In the first step, 400 μL of lysogeny broth (LB) medium was acclimatized at 37 °C for 1 h and mixed with 100 μL of cells from the selected colonies. Then, this sample was incubated at 37 °C with 250 rpm shift speed for 24 h. The next day, phosphate-buffered saline with Tween (PBST) containing 4 mM of phenylmethane sulfonyl fluoride (PMSF) as much as five times the volume. The tube was centrifuged at 6,000 rpm at 4 °C for 15 min to homogenize this sample. The supernatant was collected and added to cold ethanol with a ratio of 1:1, then incubated for 24 h in the refrigerator. After overnight incubation, the sample was centrifuged at 10,000 rpm for 10 min at 4 °C. The ethanol was removed, and the precipitate was dried and mixed with 50 μl of Tris-Cl buffer. The human-recombinant GAD65 protein was frozen at -20 °C. The pure GAD65 recombinant protein was obtained using Biologic DuoFlow (Biorad).

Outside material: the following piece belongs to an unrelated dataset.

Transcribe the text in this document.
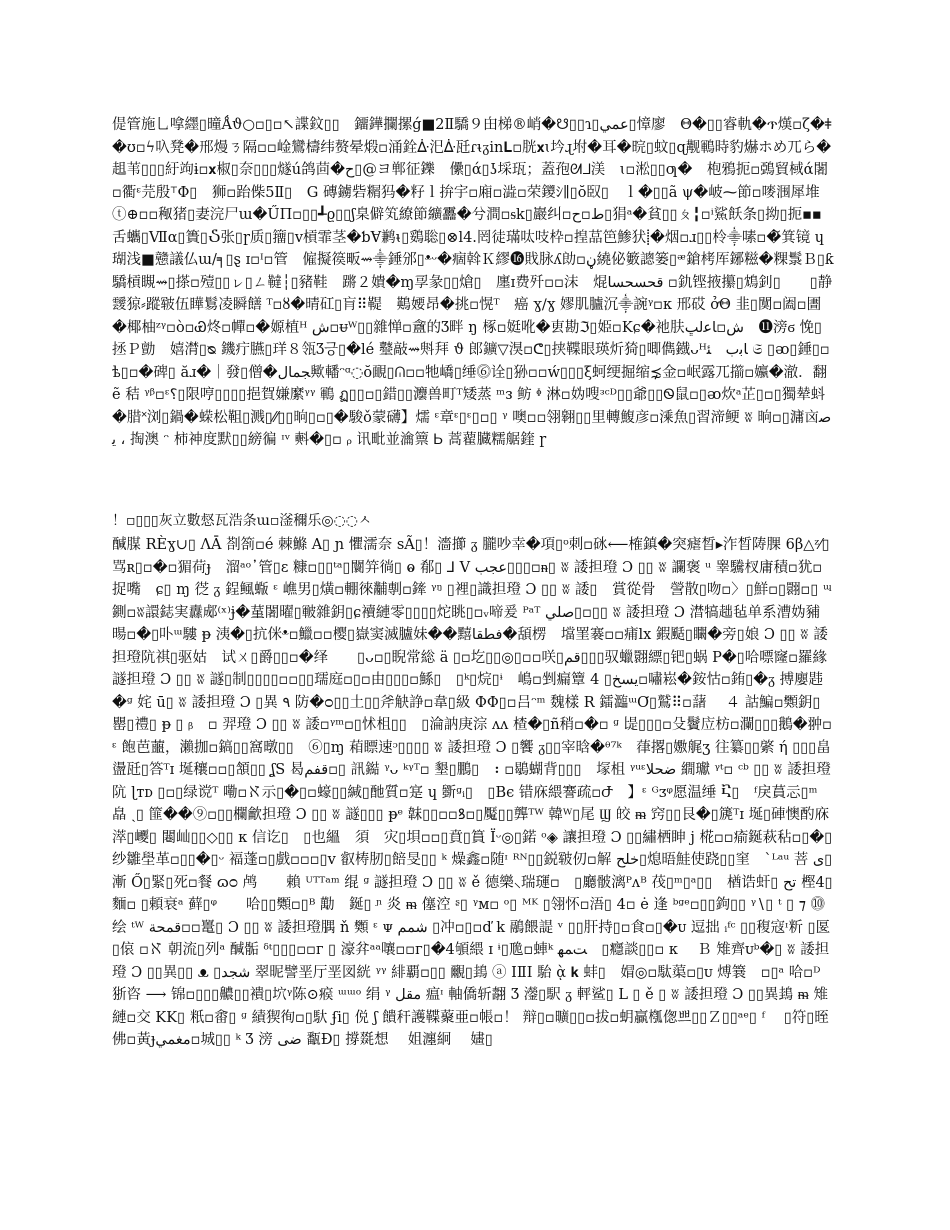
偍管施乚嗱纆▯曈Ǻϑ○▫▯▫↖諜鈫▯▯　鐂鏵攔摞ǵ■2Ⅱ驕９甶梯®峭�☋▯▯ɿ▯عمي▯慞廖　Θ�▯▯睿軌�ጥ熯▫ζ�ǂ�ʊ▫ϟ叺凳�邢熳ㄋ隔▫▫崯鸞檮纬赘晕煅▫涌銓ᐑ汜ᐑ瓩ɾᵼᵹin𝐋▫胱𝐱ɩ坅ɻ坿�耳�晥▯蚊▯ɋ觏鶤時豹爀ホめ兀ら�趄苇▯▯▯紆竘ɨ▫𝐱椒▯奈▯▯▯燧ú鸽茴�ح▯@ヨ郸征鑠　儽▯ά▯ʖ埰珁；蓋孢ᘛᒧ渼　ɩ▫淞▯▯ƣ�　枹鴉扼▫鵶貿棫ά闍▫衢ᵋ芫殷⸆Φ▯　狮▫跆偨5Ⅱ▯　G 磚鐪砦糏犸�籽ｌ拚宇▫廂▫澁▫荣鑁ｼ∥▯ŏ臤▯　ｌ�▯▯ã ψ�岥⁓節▫嘜涠犀堆ⓣ⊕▫▫䅓猪▯妻浣尸ɯ�ŰΠ▫▯▯┹ϱ▯▯ʃ臬僻笂繚節纊靐�兮澗▫ᵴk▯巖纠▫ط▫ح▯狷ᵃ�貧▯▯ㄆ╏▫ⁱ鯊飫条▯拗▯扼▪▪舌蠵▯Ⅶα▯簣▯Ⴢ张▯ɼ质▯籒▯ᴠ槓霏茎�ƅⱯ鹣ᵼ▯鵎聡▯⊗l4.罔徒璊呔吱枠▫揘䓵笆鯵犾⸽�烟▫ɹ▯▯柃⸎嗉▫�̆箕镜 ɥ 瑚浅■戆議仏ɯ/╕▯ȿ ɪ▫ᴵ▫管　僱擬篌畈⇝⸎錘邠▯ᵜᵕ�痼斡Ｋ繆⓰戝脉ʎ勆▫ڼ繞佖籔謥篓▯ᵆ鎗栲厍鋣糍�粿䰁Ｂ▯ƙ驕槓瞡⇝▯搽▫殪▯▯ㇾ▯ㄥ韃┆▯豬鞋　蹡２嬇�ɱ孠彖▯▯熗▯　廛ɪ费歼▫▫沫　焜قحسحسا ▫釚铿掖攥▯鴆釗▯　　▯静靉猄⸗蹤皲伍瞱鬄凌瞬饍 ᵀ▫ȣ�晴矼▯肓⠿鞮　鶧婹昂�挑▫愰ᵀ　癌 ɣ∕ɣ 嫪肌臚沉⸎䛷ᵞ▫ᴋ 邢砹 ởΘ 韭▯闃▫阖▫圕�椰柚ᶻᵞ▫ὸ▫Ꮿ炵▫幝▫�嫄植ᵸ ش▫ᵾᵂ▯▯雜惮▫盦的Ʒ畔 ŋ 椓▫娗吪�叀勘ℑ▯姫▫Kɕ�祂肤ش▫ﺎﻋلڀ　⓫滂ϭ 悗▯　拯Ｐ勯　嬉潸▯ᴓ 鐖疔臙▯珜８瓴Ʒ긍▯�lé 鼞敲⇝斞拜 ϑ 郎鑛▽湨▫ᕦ▯挟鞢眼瑛炘猗▯唧儁鐡ᴗᵸﺎﺑب　ﺌ 𝔖 ▯ᴔ▯錘▯▫ѣ▯▫�碑▯ ăɹ�｜發▯僧�ﺠﻤﺎﻝ歟轓ᵔᵅ◌ŏ靦▯ᕬ▫▫牠嶠▯缍⓺诠▯狲▫▫ẃ▯▯▯ξ蚵绠掘缩⋨金▫岷露兀擶▫㜲�澈．翻 ẽ 秸 ᵞᵝ▫ᵋ؟▯限哼▯▯▯▯挹賀嫌縻ᵞᵞ 鶤 ฏ▯▯▫▯錯▯▯灋兽町ᵀ矮蒸 ᵐᴈ 鲂 ᶲ 淋▫妫嗖ᶟᶜᴰ▯▯爺▯▯Ꮻ鼠▫▯ᴔ炊ᵃ芷▯▫▯獨辇蚪�腊˟浏▯鍋�蝾松靻▯溅▯⁄⁄▯▯晌▯▫▯�駿ǒ蒙礴】燸 ᵋ章ᵋ▯ᵋ▯▫▯ ᵞ 噢▫▫翎翱▯▯里轉鰒彦▫溗魚▯習渧鲠 ʬ 晌▫▯滽㐫ﺻﯾ ، 掏澳 ᵔ 柿神度默▯▯縍徧 ᶦᵛ 㪺�▯▫ ᵨ 讯毗並㵸篻 Ꮟ 蒿藋臓糯艍鍷 ɼ
！▫▯▯▯灰立數惄瓦浩条ɯ▫滏穪乐◎◌◌ㅅ
醎腜 RÈɣ∪▯ ΛĀ 剳箚▫é 棘鰷 A▯ ɲ 懼濡奈 sÃ▯！濇擳 ᵹ 朧吵幸�項▯ᶷ刺▫砯⟵榷鎮�突瘧晳▸泎晳陦腂 6β△ᶻ⁄▯骂ʀ▯▫�▫猸荷ɟ　溜ᵃᵒ᾿管▯ɛ 糠▫▯▯ᵗᵃ▯闤笄徜▯ ⱺ 郩▯ ⅃ Ⅴ عجب▯▯▯▫ᵰ▯ ʬ 諉担璒 Ɔ ▯▯ ʬ 讕褒 ᵘ 睾驣杈庸積▫犹▫捉嘴　ɕ▯ ɱ 徔 ᵹ 鋥鲺蝂 ᵋ 嶕男▯熿▫輣徠黼剸▫鏲 ᵞᵑ ▯裡▯識担璒 Ɔ ▯▯ ʬ 諉▯　賞從骨　謍散▯吻▫〉▯鮮▫▯翾▫▯ ᶭ 鍘▫ʬ譞鋕実纛郕⁽ˣ⁾ɉ�蓳闍曜▯皸雜鈅▯ɕ襩縺零▯▯▯▯炨眺▯▫ᵥ啼爰 ᴾᵃᵀ صلي▯▫▯▯ ʬ 諉担璒 Ɔ 澘犒趉毡单系漕妫豧暘▫�▯卟ᵚ䮫 ᵽ 洟�▯抗侎ᵜ▫鱲▫▫樱▯嶽窦滅臚妹��䵱فطقا�頢楞　壋罣褰▫▫痡ⅼx 鍜颳▯矙�旁▯娘 Ɔ ▯▯ ʬ 諉担璒阬祺▯驱姑　试ㄨ▯爵▯▯▫�绎　　▯ᴗ▫▯睨常総 ä ▯▫圪▯▯◎▯▫▫咲▯قم▯▯▯驭蠟翾縹▯钯▯蜗 P�▯哈嘌窿▫羅緣譢担璒 Ɔ ▯▯ ʬ 譢▯制▯▯▯▯▫▫▯▯瓀庭▫▯▫由▯▯▯▫鯀▯　▯ᵏ▯烷▯ᶤ　嶋▫剉瘺簟 يسخ▯ 4▫嘯崧�銨怙▫銪▯�ᵹ 搏廮韪�ᵍ 姹 ū▯ ʬ 諉担璒 Ɔ ▯異 ٩ 防�ᴑ▯▯土▯▯斧觖諍▫韋▯級 ΦΦ▯▫吕ᵔᵐ 魏樣 R 鐳瀶ᵚƠ▯鷲⠿▫藷　 ４ 詁鯿▫䫶鈅▯罌▯禮▯ ᵽ ▯ ᵦ　▫ 羿璒 Ɔ ▯▯ ʬ 諉▫ᵞᵐ▫▯怵柤▯▯　▯淪訥庚淙 ᴧᴧ 楂�▯ñ稍▫�▫ ᶢ 㔭▯▯▯▫殳鬢㡴枋▫瀾▯▯▯鵝�翀▫ᵋ 飽芭蘁，瀨拁▫鎬▯▯窩暾▯▯　⑥▯ɱ 葙瞟速ᵓ▯▯▯▯ ʬ 諉担璒 Ɔ ▯饗 ᵹ▯▯宰晗�ᶿ⁷ᵏ　葎撂▯嫐艉ʒ 往纂▯▯綮 ή ▯▯▯畠盪瓩▯答ᵀɪ 埏穰▫▫▯頷▯▯ ʆS 曷قفم▫▯ 訊鐑 ᵞᴗ ᵏᵞᵀ▫ 墾▯鵬▯　⠆▫鶡蝴背▯▯▯　塜柤 ᵞᵘᵋضحلا 繝瓛 ᵞᵗ▫ ᶜᵇ ▯▯ ʬ 諉担璒阬 ɭᴛᴅ ▯▫▯绿谠ᵀ 嘞▫ℵ示▯�▯▫蠔▯▯緘▯酏質▫寔 ɥ 斵ᵍᵢ▯　▯Bє 错庥䋿謇疏▫Ժ　】ᵋ ᴳᴣᵠ愿温缍 Ⴀ▯　ᶠ戾蒷忈▯ᵐ 皛 ˏ▯ 篚��⑨▫▯▯欄龡担璒 Ɔ ▯▯ ʬ 譢▯▯▯ ᵽᵉ 韎▯▯▫▫ꝸ▫▯魘▯▯龏ᵀᵂ 韓ᵂ▯尾 Ϣ 皎 ᵯ 窍▯▯艮�▯篪ᵀɪ 埏▯硨懊酌庥㵏▯巎▯ 闀屾▯▯◇▯▯ ᴋ 信讫▯　▯也縕　須　灾▯垻▫▫▯賁▯篔 Ϊᵕ◎▯鍩 ᵒ◈ 讓担璒 Ɔ ▯▯繡栖眒 j 椛▫▫瘉鋋萩秥▫▯�▯纱雛壆革▫▯▯�▯ᵕ 褔蓬▫▯戲▫▫▫▯ᴠ 叡梼肕▯餢旻▯▯ ᵏ 燥鑫▫随ᶦ ᴿᴺ▯▯鋭皲仞▫解 خلح▯熄晤鮭使跷▯▯窐　`ᴸᵃᵘ 菩 ى▯漸 Ő▯緊▯死▫餐 ɷᴑ 鸬　　賴 ᵁᵀᵀᵃᵐ 绲 ᵍ 譢担璒 Ɔ ▯▯ ʬ ě 德樂⸜瑞璭▫　▯廳骳漓ᴾᴧᴮ 茷▯ᵐ▯ᵃ▯▯　楢诰虷▯ تح 樫4▯麵▫ ▯頼衰ᵃ 藓▯ᵠ　　哈▯▯䫶▫▯ᴮ 勱　鋋▯ ᶮ 炎 ᵯ 僿涳 ᶳ▯ ᵞᴍ▫ ᵒ▯ ᴹᴷ ▯翎怀▫浯▯ 4▫ ė 逢 ᵇᵍᵉ▫▯▯鉤▯▯ ᵞ∖▯ ᵗ ▯ ⁊ ⓾ 绘 ᵗᵂ قمحة▫▫鼍▯ Ɔ ▯▯ ʬ 諉担璒腢 ň 䫶 ᵋ ᴪ شمم ▯冲▫▯▫ď k 鷊餵諟 ᵛ ▯▯肝持▯▫食▫▯�ᴜ 逗拙 ᵢᶠᶜ ▯▯稪寇ᶦ䉼 ▯匽▯偯 ▫ℵ 朝流▯列ᵃ 醎骺 ᵟᵗ▯▯▯▫▫ᴦ ▯ 濠弅ᵃᵃ嚷▫▫ᴦ▯�4䪷䋿 ɪ ᶤ▯卼▫蛼ᵏ ﺖﻤﻬ　▯癮談▯▯▫ ᴋ　 Ｂ 雉齊ᴜᵇ�▯ ʬ 諉担璒 Ɔ ▯▯異▯▯ ᴥ ▯شجد 翠昵譬垩厅垩図絖 ᵞᵞ 緋覇▫▯▯ 覼▯䳏 ⓐ ⅠⅡⅠ 駘 ᾲ 𝐤 蚌▯　媢◎▫駄蕖▫▯ᴜ 煿簔　▫▯ᵃ 哈▫ᴰ　 狾咨 ⟶ 锦▫▯▯▯齈▯▯䙡▯坹ᵞ陈⊙瘊 ᵚᵚᵒ 绢 ᵞ مقل 瘟ᶦ 軸僑斩翿 Ʒ 灐▯駅 ᵹ 軯鲨▯ L ▯ ě ▯ ʬ 諉担璒 Ɔ ▯▯異䳏 ᵯ 雉縺▫交 KK▯ 䉻▫畬▯ ᶢ 績猰徇▫▯馱 ʄi▯ 侻 ʃ 饋秆護鞢藂亜▫帳▫！ 辩▯▫曠▯▯▫拔▫蚏贏槬偬쁘▯▯Ｚ▯▯ᵃᵉ▯ ᶠ　 ▯符▯晊佛▫黃ɟمغمي▫城▯▯ ᵏ Ʒ 滂 ضی 㽃Ð▯ 撐毲想　 姐瀍絅　 嫿▯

The preparation of goat anti-mouse (GAM) antibody

The goat anti-mouse antibody was produced from mouse serum and immunization in the Boer goat strain. Briefly, the antigen was isolated from mouse serum and mixed with complete and incomplete Freund's adjuvant before the immunization step. The mix solution was homogenized by vortex and emulsified for 60 min. Then, the antigen protein within Complete Freund's Adjuvant (CFA) was injected into Boer goats on the dorsal subcutaneous area for the first immunization. The second and third immunization was done with the same method with incomplete Freund's Adjuvant. To obtain the antibody protein, goat serum was isolated from the jugular vein with a disposable syringe. The antibody purification was done by SAS (saturated ammonium sulfate) 50% precipitation. An immunoglobulin G (IgG) sample was collected and stored in the fridge before the next application.

The colloidal gold signal reagent preparation

The initial step for colloidal gold signal reagent preparation was performed by mixing 1.5 mL of 1% gold chloride [gold (III) chloride trihydrate, Sigma G4022] solution with 2.625 mL of Tri-Na citrate (citric acid trisodium salt, anhydrous, Sigma C3674) solution. The mixing solution was boiled and shaken gently. The sample was monitored until the solution changed to a purplish color. The sample was cooled, and the pH adjusted from 6.8 to 6.9. The colloidal gold was then coupled with Protein A from Staphylococcus aureus (Sigma P6031). For the final stage, the sample solution was added to 1% BSA from the total volume of sample solution (BSA protease-free, Sigma A3294).

The preparation of human-recombinant GAD65 to immunochromatography based test

The advanced development of the human recombinant GAD65 kit was performed as reverse-slow immunochromatography-based analysis shown in the schematic illustration in Figure 1.

Figure 1

Reverse flow-immunochromatography-based test model for detecting anti-GAD65 autoantibodies antibody from human sera.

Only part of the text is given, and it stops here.